Step 5: Configure Authorization
After authentication:
- Role-based access rules are applied
- Pages, services, and APIs are protected
- Unauthorized users are blocked automatically
Runtime Behavior
At runtime:
- WaveMaker intercepts secured requests
- Users are redirected to the CAS login page
- Service tickets are validated server-side
- Sessions are created and maintained
- Logout can optionally propagate to the CAS server (SLO support depends on CAS setup)
This ensures consistent authentication and authorization across the application.
When to Use CAS
CAS is recommended for:
- Organizations with an existing CAS infrastructure
- Centralized authentication across multiple internal applications
- University or institutional systems
- Scenarios where credentials must remain external to the application
Generated Backend Code
When CAS authentication is configured in WaveMaker, the platform automatically generates a security service structure responsible for authentication, authorization, and request interception.
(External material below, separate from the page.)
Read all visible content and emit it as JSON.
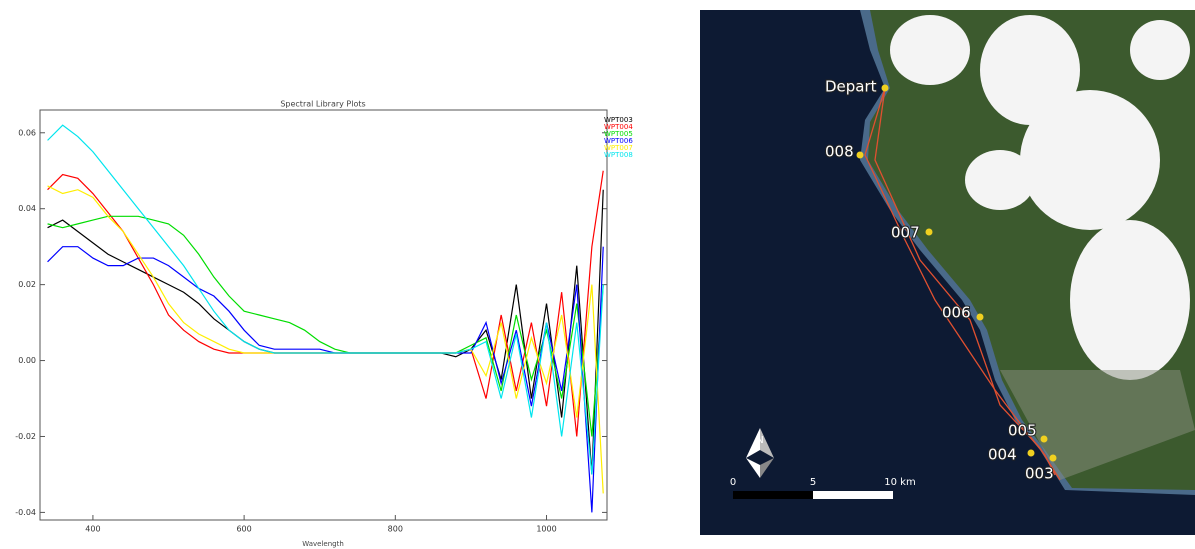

These files are platform-managed and should not be modified manually.
Project Structure
services/
└── securityService
├── designtime
├── src
│ └── cas
│ └── cas-client-config.xml
└── servicedefs
Design-Time Configuration (designtime)
The designtime folder stores security configuration created in WaveMaker Studio, including provider details, roles, secured URLs, and global security options.
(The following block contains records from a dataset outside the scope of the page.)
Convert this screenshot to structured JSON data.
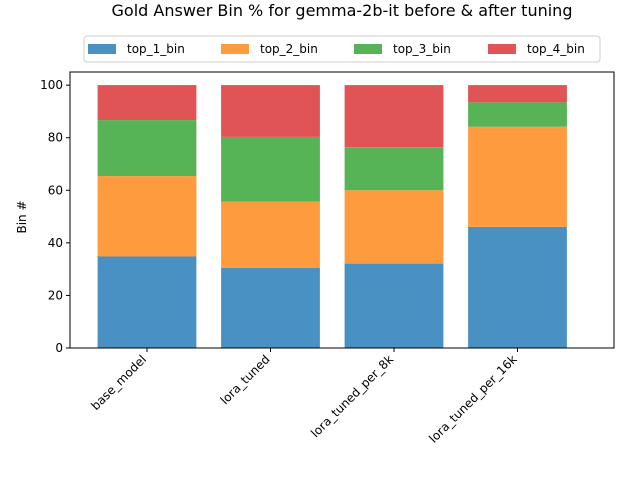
{
  "chart_data": {
    "type": "bar",
    "stacked": true,
    "title": "Gold Answer Bin % for gemma-2b-it before & after tuning",
    "xlabel": "",
    "ylabel": "Bin #",
    "ylim": [
      0,
      105
    ],
    "yticks": [
      0,
      20,
      40,
      60,
      80,
      100
    ],
    "grid": false,
    "legend_position": "top-center",
    "categories": [
      "base_model",
      "lora_tuned",
      "lora_tuned_per_8k",
      "lora_tuned_per_16k"
    ],
    "series": [
      {
        "name": "top_1_bin",
        "color": "#4a91c3",
        "values": [
          34.8,
          30.5,
          32.1,
          46.1
        ]
      },
      {
        "name": "top_2_bin",
        "color": "#ff9b3f",
        "values": [
          30.6,
          25.1,
          27.9,
          38.1
        ]
      },
      {
        "name": "top_3_bin",
        "color": "#56b356",
        "values": [
          21.3,
          24.7,
          16.4,
          9.2
        ]
      },
      {
        "name": "top_4_bin",
        "color": "#e05456",
        "values": [
          13.3,
          19.7,
          23.6,
          6.6
        ]
      }
    ]
  }
}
Runtime CAS Assets (src/cas)
cas-client-config.xml Contains CAS client configuration such as server URLs, validation endpoints, and protocol settings used at runtime.
Service Definitions (servicedefs)
Service definition files connect CAS configuration to the runtime engine, ensuring consistent enforcement of authentication and authorization across UI, services, and APIs.
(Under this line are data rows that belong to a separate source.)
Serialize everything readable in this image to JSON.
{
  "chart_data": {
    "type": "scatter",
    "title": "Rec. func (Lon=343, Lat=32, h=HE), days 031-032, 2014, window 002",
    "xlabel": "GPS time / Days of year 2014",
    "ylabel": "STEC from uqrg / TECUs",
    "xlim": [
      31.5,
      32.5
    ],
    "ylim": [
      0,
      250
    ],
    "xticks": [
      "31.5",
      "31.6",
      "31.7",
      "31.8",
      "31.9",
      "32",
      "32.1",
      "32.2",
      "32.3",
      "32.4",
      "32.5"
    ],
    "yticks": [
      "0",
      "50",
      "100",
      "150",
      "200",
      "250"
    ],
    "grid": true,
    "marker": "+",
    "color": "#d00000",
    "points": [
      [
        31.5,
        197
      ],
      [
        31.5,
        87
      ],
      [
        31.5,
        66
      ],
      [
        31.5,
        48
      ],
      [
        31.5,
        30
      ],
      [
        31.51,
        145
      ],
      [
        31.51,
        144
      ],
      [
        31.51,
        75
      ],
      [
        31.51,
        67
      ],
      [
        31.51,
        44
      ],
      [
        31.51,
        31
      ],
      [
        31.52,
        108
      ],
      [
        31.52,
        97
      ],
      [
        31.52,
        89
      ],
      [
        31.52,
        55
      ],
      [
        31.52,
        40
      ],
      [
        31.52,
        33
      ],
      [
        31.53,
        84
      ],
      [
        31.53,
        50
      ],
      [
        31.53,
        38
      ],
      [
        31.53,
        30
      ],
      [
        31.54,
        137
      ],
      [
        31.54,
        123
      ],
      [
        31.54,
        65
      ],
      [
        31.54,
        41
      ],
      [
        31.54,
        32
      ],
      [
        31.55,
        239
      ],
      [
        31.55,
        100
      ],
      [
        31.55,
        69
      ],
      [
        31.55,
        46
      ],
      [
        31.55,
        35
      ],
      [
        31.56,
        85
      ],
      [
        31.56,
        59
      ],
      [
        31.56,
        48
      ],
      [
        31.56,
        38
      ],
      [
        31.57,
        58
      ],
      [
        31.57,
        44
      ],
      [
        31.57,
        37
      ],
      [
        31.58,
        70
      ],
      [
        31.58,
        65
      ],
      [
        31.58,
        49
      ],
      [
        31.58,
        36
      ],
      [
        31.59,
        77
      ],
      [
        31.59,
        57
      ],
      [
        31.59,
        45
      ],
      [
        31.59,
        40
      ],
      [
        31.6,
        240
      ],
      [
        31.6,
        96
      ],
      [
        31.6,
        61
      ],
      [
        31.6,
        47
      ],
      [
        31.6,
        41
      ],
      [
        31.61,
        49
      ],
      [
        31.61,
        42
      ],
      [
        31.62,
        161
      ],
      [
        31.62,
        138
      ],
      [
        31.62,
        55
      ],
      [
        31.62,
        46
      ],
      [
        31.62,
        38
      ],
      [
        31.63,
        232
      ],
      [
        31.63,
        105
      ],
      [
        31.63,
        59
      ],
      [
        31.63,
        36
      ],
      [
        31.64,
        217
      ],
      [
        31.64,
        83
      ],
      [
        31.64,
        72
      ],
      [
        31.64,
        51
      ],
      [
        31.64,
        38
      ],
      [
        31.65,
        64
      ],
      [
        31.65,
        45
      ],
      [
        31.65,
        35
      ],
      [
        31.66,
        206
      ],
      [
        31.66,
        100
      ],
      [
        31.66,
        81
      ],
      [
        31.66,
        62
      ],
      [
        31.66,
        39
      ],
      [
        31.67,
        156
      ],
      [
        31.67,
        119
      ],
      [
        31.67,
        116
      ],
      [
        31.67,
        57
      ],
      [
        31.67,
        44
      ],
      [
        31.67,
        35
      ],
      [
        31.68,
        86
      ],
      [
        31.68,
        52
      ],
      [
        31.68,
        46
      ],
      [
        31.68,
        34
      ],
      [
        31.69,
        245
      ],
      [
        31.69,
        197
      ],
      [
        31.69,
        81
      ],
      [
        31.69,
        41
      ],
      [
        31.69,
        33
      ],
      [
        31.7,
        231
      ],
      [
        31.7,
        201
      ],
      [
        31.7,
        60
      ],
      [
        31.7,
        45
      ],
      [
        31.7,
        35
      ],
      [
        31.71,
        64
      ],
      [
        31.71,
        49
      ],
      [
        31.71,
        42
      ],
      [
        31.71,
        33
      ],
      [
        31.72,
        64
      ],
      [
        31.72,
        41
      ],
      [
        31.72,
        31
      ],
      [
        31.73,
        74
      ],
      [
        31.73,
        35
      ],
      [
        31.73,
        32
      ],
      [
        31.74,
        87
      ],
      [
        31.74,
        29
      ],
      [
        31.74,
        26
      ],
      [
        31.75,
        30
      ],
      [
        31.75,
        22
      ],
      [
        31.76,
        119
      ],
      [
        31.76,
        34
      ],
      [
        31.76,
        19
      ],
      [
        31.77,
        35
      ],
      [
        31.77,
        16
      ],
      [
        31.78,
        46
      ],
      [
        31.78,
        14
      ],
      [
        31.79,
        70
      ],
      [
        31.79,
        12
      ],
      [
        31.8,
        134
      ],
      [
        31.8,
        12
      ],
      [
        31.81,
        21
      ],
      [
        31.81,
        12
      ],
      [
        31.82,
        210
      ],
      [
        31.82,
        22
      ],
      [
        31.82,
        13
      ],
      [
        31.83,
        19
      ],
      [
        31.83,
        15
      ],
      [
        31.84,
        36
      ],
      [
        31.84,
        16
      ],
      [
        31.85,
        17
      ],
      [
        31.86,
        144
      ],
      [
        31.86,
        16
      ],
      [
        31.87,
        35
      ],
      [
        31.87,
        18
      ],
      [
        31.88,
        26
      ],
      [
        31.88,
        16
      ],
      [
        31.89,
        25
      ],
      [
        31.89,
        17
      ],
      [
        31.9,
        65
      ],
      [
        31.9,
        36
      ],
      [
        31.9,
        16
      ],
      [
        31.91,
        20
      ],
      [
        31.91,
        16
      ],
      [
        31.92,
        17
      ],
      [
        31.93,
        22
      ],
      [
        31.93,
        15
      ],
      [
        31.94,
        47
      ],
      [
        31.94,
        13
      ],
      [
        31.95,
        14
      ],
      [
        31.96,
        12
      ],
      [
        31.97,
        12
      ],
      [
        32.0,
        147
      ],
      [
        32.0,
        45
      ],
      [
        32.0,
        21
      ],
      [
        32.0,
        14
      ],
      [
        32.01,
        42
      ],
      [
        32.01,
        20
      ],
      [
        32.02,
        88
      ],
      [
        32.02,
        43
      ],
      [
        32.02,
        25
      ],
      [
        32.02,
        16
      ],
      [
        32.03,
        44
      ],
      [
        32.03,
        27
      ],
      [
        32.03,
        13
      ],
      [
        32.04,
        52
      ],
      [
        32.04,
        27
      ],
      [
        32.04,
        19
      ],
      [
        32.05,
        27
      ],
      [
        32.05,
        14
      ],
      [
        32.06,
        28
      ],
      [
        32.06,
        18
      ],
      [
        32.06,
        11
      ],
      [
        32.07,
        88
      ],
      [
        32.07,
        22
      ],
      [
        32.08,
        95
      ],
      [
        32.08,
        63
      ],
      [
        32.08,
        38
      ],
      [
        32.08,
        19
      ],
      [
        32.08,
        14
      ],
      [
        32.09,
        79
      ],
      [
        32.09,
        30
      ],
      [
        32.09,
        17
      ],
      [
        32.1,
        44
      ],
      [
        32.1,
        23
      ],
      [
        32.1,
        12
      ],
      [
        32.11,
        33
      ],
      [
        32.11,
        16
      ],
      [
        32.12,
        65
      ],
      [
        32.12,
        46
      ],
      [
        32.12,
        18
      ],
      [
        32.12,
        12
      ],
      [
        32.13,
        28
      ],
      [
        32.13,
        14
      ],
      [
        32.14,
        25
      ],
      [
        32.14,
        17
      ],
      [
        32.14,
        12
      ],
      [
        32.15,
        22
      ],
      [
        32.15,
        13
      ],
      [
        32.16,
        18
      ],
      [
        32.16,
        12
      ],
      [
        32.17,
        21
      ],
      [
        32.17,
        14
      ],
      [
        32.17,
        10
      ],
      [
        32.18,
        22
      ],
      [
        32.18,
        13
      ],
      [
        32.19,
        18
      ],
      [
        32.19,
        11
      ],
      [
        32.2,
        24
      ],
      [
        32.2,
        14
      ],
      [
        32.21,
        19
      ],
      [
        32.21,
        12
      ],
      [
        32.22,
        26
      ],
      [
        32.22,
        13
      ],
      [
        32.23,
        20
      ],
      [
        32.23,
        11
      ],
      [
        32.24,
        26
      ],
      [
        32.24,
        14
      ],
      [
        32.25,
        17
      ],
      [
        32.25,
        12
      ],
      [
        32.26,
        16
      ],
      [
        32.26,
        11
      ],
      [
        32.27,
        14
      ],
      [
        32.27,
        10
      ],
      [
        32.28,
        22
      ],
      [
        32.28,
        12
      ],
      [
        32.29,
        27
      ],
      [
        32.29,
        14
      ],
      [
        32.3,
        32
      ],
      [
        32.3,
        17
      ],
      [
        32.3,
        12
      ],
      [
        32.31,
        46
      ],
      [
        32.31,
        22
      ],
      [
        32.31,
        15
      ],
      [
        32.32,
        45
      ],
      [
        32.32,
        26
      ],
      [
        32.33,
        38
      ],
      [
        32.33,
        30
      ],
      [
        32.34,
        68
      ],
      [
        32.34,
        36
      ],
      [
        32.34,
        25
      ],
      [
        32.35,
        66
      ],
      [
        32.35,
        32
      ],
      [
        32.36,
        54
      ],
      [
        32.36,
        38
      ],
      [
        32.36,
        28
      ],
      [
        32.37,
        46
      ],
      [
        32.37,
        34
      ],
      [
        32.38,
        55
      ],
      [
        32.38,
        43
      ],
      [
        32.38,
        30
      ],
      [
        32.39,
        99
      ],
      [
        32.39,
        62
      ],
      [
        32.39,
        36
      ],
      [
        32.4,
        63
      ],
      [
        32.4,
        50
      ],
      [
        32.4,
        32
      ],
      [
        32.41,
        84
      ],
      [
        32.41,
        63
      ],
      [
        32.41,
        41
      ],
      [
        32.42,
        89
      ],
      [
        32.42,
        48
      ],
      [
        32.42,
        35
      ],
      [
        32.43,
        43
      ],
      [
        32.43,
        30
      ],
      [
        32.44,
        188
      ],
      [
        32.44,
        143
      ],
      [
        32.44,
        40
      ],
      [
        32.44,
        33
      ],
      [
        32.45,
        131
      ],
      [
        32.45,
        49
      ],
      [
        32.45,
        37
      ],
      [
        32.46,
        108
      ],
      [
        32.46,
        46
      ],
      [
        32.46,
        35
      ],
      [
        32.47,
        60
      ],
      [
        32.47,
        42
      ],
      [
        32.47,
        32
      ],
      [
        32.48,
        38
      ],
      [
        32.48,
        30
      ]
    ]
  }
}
Application Configuration Properties
Whenever security is configured in WaveMaker, the platform automatically generates configuration properties that can be mapped to different environments such as Development, QA, or Production.
You can view and manage these properties in the Profiles.
For more information, refer to the Profiles section in the documentation.
For more details on environment-specific configurations, refer to the Deployment Profiles section.
Click to expand configuration properties
# Security Configuration (CAS)
security.activeProviders=CAS
security.enabled=true
security.providers.cas.serverUrl=https://mydomain.com:8080/cas
security.providers.cas.loginUrl=https://mydomain.com:8080/cas/login
security.providers.cas.logoutUrl=https://mydomain.com:8080/cas/logout
security.providers.cas.validationUrl=https://mydomain.com:8080/cas/serviceValidate
security.providers.cas.serviceParameter=service
security.providers.cas.ticketParameter=ticket
security.providers.cas.roleMappingEnabled=false
security.general.session.timeout=30
security.general.ssl.enabled=true
Summary
CAS integration in WaveMaker enables centralized and secure authentication by leveraging a trusted CAS server. By delegating user login to CAS, WaveMaker applications gain single sign-on (SSO) capabilities, eliminate direct credential handling, and ensure consistent, server-side security enforcement.
With automatic backend configuration, robust service ticket validation, and seamless role-based authorization, CAS delivers a dependable authentication mechanism well-suited for enterprise and institutional environments.